The vehicles were inducted into the production lines in October of 2018 and completed in September 2019.
During those 11 months in the production shops, employees often worked long hours and accommodated high priority parts or processes in their work schedule.
“We completed the program on time and within costs,” said Jeff Maxwell of the Vehicle Planning Branch.
During production of the vehicles, the 10 M88s were taken through a technical inspection, intended to identify any damaged or missing parts.
Following disassembly, components to be repaired or overhauled were routed to the shops for reclamation while the hull went to the wash rack and through sandblasting for cleaning.
The weld shop then took possession of the bare hull, repairing any areas needed.
The depot’s machine shops completed work on the various components and the hull, ensuring each item met specifications.
Once they were complete, each component and the hulls were sent through the paint booths located throughout the Nichols Industrial Complex, receiving protective coatings and being giving their final hues.
The parts were then placed in kits, which were transported to the assembly line, where they were reassembled into the hulls.
Once final testing and paint touch-ups were complete, the products were ready for delivery to the Defense Logistics Agency, which will transport them to the customers.
“Our employees worked long hours in the heat testing vehicles and working on them,” said Earl Wood, a depot heavy mobile equipment supervisor. “They were often here long after regularly scheduled hours.”

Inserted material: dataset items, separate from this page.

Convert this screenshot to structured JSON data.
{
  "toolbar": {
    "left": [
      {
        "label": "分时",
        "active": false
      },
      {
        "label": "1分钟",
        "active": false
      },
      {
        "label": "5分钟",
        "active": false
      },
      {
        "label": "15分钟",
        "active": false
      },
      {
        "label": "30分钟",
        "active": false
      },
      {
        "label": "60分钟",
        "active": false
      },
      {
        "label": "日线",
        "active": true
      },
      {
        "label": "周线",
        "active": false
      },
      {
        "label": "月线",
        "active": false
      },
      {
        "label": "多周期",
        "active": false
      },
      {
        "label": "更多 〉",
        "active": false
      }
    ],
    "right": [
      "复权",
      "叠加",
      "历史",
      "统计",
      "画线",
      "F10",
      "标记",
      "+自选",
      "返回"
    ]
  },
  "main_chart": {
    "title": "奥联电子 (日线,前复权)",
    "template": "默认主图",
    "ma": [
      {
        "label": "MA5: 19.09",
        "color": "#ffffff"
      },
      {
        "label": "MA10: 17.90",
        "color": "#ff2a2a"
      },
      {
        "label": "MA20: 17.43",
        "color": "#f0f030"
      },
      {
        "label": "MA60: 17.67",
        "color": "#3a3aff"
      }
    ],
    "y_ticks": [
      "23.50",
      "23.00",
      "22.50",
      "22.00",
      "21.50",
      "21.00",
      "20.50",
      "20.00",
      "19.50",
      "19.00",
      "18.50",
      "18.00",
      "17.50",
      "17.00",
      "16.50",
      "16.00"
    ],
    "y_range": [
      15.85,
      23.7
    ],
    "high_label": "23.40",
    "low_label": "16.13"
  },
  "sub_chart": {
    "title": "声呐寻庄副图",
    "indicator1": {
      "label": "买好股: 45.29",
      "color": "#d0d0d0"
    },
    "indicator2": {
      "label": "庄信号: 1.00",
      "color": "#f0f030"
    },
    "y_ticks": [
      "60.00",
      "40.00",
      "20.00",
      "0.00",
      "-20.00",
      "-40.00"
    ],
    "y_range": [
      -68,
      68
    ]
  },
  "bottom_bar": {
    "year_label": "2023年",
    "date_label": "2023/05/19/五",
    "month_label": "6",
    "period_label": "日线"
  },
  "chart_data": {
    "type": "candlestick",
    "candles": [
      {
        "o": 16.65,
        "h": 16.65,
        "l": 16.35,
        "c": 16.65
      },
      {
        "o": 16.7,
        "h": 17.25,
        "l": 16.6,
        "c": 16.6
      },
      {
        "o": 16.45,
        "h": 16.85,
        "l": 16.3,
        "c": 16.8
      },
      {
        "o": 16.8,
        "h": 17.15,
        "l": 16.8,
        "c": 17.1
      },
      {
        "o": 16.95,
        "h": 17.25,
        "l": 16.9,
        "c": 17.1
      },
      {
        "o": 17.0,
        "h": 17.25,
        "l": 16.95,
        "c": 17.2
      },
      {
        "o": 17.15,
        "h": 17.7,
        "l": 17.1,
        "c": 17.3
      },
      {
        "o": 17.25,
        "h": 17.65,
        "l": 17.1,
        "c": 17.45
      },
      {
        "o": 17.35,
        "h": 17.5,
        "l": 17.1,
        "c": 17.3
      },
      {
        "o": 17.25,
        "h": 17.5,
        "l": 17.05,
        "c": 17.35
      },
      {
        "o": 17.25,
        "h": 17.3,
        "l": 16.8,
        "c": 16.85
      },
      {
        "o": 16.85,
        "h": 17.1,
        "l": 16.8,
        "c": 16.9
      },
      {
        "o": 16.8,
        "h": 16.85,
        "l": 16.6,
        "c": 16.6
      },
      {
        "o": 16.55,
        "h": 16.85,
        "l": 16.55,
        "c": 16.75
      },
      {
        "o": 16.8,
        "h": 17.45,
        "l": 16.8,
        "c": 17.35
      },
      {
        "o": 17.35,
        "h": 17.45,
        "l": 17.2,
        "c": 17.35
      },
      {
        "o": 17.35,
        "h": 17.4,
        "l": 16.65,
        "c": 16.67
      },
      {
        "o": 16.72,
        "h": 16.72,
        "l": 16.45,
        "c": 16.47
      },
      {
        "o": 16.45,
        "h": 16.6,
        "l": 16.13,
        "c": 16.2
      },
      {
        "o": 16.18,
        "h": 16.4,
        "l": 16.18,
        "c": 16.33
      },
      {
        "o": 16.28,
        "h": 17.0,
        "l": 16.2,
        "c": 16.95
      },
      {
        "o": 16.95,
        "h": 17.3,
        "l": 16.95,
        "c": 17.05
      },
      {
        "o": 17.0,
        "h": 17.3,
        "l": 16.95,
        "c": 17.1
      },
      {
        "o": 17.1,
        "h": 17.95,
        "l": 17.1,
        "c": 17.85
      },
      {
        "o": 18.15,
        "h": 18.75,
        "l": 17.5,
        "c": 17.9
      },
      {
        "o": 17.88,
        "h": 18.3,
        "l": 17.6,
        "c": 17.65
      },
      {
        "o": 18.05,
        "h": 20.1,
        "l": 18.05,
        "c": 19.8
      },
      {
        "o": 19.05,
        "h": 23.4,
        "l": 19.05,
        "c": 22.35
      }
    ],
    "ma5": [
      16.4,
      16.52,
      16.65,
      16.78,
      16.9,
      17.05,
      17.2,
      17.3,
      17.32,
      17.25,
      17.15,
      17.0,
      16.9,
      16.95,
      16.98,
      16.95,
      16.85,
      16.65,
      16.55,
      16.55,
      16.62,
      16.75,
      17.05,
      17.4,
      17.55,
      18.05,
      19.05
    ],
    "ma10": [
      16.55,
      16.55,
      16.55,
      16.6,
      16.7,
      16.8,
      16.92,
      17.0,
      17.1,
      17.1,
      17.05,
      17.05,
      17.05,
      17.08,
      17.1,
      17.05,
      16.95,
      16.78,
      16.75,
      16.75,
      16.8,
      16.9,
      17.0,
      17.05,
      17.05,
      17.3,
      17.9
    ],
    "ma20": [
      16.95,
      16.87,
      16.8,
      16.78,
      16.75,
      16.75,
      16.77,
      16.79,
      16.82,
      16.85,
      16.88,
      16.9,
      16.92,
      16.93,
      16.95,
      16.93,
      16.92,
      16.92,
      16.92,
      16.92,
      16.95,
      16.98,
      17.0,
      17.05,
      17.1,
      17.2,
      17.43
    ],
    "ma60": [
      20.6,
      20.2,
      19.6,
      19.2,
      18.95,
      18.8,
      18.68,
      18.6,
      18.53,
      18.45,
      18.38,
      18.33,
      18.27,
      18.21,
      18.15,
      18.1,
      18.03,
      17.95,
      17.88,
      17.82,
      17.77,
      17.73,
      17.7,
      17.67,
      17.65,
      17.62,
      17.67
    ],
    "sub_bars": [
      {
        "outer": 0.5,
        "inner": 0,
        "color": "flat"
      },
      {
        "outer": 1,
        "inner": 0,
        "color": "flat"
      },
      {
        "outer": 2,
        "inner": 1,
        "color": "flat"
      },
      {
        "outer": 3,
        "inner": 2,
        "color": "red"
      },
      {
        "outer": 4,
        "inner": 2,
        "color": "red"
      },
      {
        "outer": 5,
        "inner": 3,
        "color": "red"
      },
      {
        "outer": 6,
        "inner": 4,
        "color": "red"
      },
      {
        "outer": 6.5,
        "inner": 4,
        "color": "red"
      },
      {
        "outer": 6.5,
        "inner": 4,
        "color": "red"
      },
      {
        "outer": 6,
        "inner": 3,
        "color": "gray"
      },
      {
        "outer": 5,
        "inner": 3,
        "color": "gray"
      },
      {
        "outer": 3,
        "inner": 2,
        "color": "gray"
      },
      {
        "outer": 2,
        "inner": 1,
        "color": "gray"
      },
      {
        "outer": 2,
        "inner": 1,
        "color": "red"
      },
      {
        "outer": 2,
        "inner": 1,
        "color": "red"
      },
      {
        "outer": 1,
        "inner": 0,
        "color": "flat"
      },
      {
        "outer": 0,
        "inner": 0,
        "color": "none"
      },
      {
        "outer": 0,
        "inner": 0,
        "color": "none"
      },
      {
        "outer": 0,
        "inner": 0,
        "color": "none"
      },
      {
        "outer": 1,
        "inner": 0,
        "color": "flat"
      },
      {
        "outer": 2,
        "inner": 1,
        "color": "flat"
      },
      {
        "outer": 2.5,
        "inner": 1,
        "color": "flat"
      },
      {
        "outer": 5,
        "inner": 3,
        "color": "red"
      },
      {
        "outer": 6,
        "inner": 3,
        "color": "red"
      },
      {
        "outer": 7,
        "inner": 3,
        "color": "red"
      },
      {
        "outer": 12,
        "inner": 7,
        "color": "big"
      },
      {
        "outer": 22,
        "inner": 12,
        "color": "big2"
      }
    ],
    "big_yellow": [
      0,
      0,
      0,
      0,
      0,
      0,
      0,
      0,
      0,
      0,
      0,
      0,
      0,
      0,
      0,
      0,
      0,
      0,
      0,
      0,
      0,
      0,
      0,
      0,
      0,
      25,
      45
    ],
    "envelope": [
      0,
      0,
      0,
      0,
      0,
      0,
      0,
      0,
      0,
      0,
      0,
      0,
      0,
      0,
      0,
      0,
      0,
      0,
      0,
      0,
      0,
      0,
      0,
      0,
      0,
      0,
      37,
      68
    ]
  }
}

Reggie Henry, division chief for the Vehicle Non-Gun Division, said he was pleased how the workforce went above and beyond, whenever the schedule required it.
“Employees were flexible with the sequence of processes, in order to get the work done on time,” he said. “They showed their commitment to ensuring the readiness of our allies.”
That commitment extended throughout the production processes, even to the touch-up of paint jobs.
“Our paint shop personnel understood the importance of ensuring we meet the schedule for the KSA vehicles and adjusted to meet that schedule,” said Shannon Elston, a supervisor for the Final Paint Branch.
Henry and Maxwell both mentioned how pleased the customers were with the finished product during a visit.
“They were really impressed with the vehicles and we did very well with this program,” said Maxwell.
During the Oct. 4 ceremony, Col. Marvin Walker noted that, though this was a small program of only 10 vehicles, the professionalism, timeliness and quality of ANAD employees may lead to future endeavors.
“When they look to assign more work to a depot they will look at our quality products,” said Walker. “It may have only been 10, but you don’t know what that may lead to.